Por Jorge Reyes
(Publicado originalmente en Treinta poemas de mi tierra. Quito: S.e. [L. Arcos C.], 1926, págs. 16-17)
El arrabal, de noche, deja romper sus focos a pedradas. Las casas, trepando al horizonte, están cogidas como con las uñas de las faldas de los peñones. Los perros dedicados a traperos se espulgan todo el día y, con cuidado, se cuentan las costillas. Para las manadas hambrientas hay pasto entre las piedras. Hay quien viene a buscar en las quebradas lo que no encuentra en su casa. Las calles sufridas nos esperan. con mal olor y sin aceras. Todas las casas se han cerrado a que pasen de largo los fantasmas. Cualquier día el silencio aglomerado hará saltar los vidrios de una ventana y la gente del barrio no volverá a pasar junto a la casa. En todas las cantinas hay un indio que canta, rasgueando la guitarra sucia y con voz deshilachada. Apretados por las manos que alientan y los ojos que hurgan y por el zarandeo de las palabras, entre gritos cortados, los indios bailan. Hasta que el alba trasnochada viene de no sé dónde, las carretillas de los barrenderos destartalan en la madrugada y las escobas echan polvo a los luceros. El rondín del Zámbiza ha ido despejando la tormenta de silencio y el sol, con alboroto de chiquillos, entra en el arrabal, sin respeto.

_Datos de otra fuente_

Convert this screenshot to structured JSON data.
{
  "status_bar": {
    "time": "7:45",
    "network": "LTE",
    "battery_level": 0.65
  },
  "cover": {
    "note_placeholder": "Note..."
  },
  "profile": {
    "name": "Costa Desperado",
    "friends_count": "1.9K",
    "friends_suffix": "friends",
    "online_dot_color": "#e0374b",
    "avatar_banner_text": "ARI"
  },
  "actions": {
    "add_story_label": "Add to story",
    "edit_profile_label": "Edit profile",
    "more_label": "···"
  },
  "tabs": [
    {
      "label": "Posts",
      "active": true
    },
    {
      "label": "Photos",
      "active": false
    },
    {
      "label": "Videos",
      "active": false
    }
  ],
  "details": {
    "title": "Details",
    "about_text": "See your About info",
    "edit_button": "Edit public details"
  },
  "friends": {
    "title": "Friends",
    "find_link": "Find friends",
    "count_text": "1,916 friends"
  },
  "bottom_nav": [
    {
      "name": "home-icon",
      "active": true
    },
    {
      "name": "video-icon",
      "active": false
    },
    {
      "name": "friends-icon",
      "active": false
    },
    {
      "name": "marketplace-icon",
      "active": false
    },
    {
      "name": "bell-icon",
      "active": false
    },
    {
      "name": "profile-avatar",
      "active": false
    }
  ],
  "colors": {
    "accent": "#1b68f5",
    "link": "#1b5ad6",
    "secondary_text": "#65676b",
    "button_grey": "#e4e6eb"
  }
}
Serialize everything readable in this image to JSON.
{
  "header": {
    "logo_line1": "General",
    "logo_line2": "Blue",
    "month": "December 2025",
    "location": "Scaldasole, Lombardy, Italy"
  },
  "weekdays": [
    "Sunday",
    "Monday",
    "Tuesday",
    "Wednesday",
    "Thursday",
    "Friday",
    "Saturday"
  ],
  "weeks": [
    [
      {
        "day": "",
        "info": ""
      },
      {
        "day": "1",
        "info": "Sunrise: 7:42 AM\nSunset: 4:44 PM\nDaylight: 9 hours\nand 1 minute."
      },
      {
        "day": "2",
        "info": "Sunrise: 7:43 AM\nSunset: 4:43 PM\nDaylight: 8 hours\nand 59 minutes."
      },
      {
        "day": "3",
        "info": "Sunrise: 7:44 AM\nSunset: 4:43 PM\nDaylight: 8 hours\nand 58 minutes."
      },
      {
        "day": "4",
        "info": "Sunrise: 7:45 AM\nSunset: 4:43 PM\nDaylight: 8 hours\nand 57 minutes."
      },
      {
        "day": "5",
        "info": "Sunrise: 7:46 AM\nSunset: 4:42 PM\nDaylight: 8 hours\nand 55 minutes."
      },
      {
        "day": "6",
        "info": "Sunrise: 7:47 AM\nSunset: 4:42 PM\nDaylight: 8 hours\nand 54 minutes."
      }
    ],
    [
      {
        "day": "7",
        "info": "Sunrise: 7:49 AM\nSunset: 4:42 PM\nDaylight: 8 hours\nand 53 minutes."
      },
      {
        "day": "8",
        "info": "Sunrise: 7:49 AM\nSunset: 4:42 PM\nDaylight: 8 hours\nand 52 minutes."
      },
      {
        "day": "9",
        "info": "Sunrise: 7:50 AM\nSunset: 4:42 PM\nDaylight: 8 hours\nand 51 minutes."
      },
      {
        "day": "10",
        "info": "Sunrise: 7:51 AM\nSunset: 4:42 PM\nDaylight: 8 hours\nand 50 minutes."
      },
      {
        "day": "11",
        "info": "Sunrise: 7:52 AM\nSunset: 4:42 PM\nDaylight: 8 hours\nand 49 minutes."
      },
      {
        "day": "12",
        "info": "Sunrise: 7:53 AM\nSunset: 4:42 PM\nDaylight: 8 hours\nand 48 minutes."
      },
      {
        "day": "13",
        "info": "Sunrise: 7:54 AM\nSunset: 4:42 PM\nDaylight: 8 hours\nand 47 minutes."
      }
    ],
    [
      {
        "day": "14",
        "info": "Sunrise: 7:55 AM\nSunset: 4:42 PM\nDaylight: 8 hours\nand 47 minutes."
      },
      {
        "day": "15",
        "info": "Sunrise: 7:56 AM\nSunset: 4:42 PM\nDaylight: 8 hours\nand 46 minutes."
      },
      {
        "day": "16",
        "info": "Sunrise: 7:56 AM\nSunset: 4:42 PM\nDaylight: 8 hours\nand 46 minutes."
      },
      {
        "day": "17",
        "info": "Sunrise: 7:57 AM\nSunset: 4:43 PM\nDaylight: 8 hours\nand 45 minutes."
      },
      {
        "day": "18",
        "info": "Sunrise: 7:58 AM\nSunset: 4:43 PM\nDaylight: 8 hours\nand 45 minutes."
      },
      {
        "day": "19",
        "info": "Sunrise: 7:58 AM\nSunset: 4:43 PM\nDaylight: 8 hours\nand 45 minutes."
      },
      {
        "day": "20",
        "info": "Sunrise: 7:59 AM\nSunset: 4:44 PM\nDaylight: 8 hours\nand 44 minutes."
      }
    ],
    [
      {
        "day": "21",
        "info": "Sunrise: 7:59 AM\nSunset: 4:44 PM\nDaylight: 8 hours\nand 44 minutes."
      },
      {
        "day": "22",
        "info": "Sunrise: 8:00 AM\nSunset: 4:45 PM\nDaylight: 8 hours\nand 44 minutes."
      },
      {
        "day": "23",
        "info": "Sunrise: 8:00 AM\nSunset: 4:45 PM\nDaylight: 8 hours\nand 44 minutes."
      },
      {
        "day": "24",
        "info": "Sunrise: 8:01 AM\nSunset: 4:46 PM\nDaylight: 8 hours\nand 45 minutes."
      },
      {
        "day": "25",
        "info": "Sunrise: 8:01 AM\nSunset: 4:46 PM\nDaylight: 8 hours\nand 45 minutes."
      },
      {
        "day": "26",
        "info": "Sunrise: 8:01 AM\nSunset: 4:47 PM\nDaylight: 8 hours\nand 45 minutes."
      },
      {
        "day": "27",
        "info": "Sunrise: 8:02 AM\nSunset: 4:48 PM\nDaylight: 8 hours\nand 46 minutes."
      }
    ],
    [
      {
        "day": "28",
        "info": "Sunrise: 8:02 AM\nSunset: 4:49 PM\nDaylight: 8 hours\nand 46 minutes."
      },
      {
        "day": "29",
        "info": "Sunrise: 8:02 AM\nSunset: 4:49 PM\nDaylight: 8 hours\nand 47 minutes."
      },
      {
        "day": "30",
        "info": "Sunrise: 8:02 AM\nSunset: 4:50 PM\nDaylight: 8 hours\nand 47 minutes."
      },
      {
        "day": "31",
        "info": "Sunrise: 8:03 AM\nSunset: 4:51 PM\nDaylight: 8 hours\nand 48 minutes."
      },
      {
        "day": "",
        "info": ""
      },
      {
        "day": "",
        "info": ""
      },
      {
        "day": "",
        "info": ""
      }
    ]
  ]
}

Jorge Reyes (Quito, 1905-1977). Poeta y periodista. Trabajó en el periódico La Tierra y El Comercio; colaboró con la revista Cartel. De tendencia socialista, fue un certero analista de la realidad social ecuatoriana. Entre sus libros de poemas están: Treinta poemas de mi tierra (1926), Quito, arrabal del cielo (1930) y El gusto de la tierra (1977).